I enclose a letter from Cecil to me for you to read and wonder whether you would pass this cheque through your bank. It is awfully generous of Cecil to send me such a lot and as I am about to have a holiday it will prove very useful to help me to get about. I had a postcard from Mother today saying Cecil will apply for leave to convalesce to England, so if his dates and mine coincide I may be able to see something of him. I have replied to his letter – and as regards his suggestion that I should go home I have explained to him that I have agreed to go to Bournbrook so am not free to choose one way or another but that I hope to spend a little time at home before we are married. I have been working in the children's ward today - it is very different to nursing grown-ups and quite new work to me. However, I did not drop any of them or hurt them in any way. I am always afraid of breaking them, they are so small!
I had a good deal of mild chaff from those who know I am going to be married when they heard I was in the children's ward. I could not fathom the reason at first but it has dawned on me since that they thought it useful experience for the future.
It must have been rotten for you saying goodbye to the little Mother and your Father and Ethel and Betty. It will be the first really serious parting from your home folks. I purposely did not say much to your mother about it because I was afraid of unnerving her – I tried to appear as cheerful as I could so as not to depress her. She is very brave to have given her three sons so uncomplainingly. Women such as she is are the backbone of England. She fights for her country in the person of her sons and suffers far more than they.
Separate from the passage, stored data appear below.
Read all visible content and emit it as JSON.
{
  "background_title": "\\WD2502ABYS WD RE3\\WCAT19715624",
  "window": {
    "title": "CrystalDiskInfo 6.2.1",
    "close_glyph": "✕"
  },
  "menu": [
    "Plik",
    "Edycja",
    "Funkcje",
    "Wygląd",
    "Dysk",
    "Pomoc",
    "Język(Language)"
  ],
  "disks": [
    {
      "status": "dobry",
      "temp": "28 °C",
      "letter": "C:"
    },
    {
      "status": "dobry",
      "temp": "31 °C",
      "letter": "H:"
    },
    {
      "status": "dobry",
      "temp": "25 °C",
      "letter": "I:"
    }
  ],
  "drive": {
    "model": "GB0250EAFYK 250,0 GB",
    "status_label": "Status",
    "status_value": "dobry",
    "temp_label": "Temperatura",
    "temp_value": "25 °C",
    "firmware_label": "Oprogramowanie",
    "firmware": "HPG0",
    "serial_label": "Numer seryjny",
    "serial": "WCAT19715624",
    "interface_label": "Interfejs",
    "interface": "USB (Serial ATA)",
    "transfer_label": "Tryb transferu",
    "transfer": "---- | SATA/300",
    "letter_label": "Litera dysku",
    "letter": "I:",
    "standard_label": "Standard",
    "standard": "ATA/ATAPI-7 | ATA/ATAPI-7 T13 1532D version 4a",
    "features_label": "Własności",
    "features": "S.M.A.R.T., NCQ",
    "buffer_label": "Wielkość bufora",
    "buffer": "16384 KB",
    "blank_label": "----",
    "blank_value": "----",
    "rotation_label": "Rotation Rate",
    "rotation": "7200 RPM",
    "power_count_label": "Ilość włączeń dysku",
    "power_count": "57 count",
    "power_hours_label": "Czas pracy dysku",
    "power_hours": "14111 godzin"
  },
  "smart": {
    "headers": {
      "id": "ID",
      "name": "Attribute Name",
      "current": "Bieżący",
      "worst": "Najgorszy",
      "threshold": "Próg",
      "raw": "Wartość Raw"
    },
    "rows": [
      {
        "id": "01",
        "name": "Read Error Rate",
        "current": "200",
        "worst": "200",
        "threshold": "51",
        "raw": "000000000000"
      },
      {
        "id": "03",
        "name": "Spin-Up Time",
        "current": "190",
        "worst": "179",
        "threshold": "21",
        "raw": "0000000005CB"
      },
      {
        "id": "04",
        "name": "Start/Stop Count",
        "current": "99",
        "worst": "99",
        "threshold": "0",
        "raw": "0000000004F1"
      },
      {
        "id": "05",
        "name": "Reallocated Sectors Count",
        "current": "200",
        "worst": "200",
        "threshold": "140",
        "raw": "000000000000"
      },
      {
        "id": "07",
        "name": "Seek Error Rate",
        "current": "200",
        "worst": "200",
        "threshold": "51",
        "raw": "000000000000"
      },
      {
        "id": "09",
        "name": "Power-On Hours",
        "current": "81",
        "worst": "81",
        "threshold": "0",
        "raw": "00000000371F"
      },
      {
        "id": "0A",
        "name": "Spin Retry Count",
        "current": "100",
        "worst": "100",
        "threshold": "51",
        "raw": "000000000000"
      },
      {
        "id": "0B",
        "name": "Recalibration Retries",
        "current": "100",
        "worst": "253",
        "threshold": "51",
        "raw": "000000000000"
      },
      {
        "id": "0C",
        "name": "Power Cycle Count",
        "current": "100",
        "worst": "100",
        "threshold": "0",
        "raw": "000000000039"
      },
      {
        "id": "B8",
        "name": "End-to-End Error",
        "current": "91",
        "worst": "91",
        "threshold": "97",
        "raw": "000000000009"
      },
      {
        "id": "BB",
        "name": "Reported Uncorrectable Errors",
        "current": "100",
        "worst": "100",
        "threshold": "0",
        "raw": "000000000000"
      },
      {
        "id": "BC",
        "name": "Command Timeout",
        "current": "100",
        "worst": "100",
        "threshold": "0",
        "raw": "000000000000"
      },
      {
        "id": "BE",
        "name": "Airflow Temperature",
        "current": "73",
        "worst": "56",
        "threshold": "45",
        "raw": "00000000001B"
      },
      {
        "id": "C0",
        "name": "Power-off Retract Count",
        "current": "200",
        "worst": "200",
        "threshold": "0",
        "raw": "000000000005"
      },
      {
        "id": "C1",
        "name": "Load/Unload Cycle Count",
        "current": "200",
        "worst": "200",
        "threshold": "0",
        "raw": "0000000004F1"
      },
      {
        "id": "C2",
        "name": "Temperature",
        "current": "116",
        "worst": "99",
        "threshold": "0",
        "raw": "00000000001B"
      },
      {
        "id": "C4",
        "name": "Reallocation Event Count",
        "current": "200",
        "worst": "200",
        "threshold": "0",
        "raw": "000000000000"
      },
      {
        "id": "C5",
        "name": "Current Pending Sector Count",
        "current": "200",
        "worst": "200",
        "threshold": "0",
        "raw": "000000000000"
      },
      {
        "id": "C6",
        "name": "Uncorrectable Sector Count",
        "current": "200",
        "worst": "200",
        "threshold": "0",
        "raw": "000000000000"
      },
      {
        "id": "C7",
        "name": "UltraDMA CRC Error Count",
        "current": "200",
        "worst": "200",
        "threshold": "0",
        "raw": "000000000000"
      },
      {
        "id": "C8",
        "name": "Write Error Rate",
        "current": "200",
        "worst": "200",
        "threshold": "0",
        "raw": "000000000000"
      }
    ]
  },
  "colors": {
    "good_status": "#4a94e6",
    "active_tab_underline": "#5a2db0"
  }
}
Cecil sounds optimistic about the war, doesn’t he?
I am cogitating how to spend my holiday. My plans partly depend on Cecil’s movements, but apart from that I am undecided. I should like to finish up at Badsey but as it is rather relaxing it would be wiser for me to go somewhere bracing first. Folkestone appeals to me but if I go there Mother will want me to cross the water and once in France it would be difficult for me to return!
If you are going to be in England until after the 17th, I would like to go to Walton or perhaps a night or two at Addlestone on the chance of you getting off on a Sunday. In some ways it would be better for us not to meet again as we have said goodbye, it will mean going through the agony of parting all over again, then on the other hand it seems stupid not to take advantage of any opportunity that presents itself to have a few golden hours together. If Kath were going to be at Sydenham next weekend I would have asked her to put me up and then you could kill two birds with one stone. I am writing to her tonight and shall mention that I am going to have a holiday.
Well, dear heart, I must close to send her a few lines and after that to go for a stroll.
All my heart's love and a great big kiss.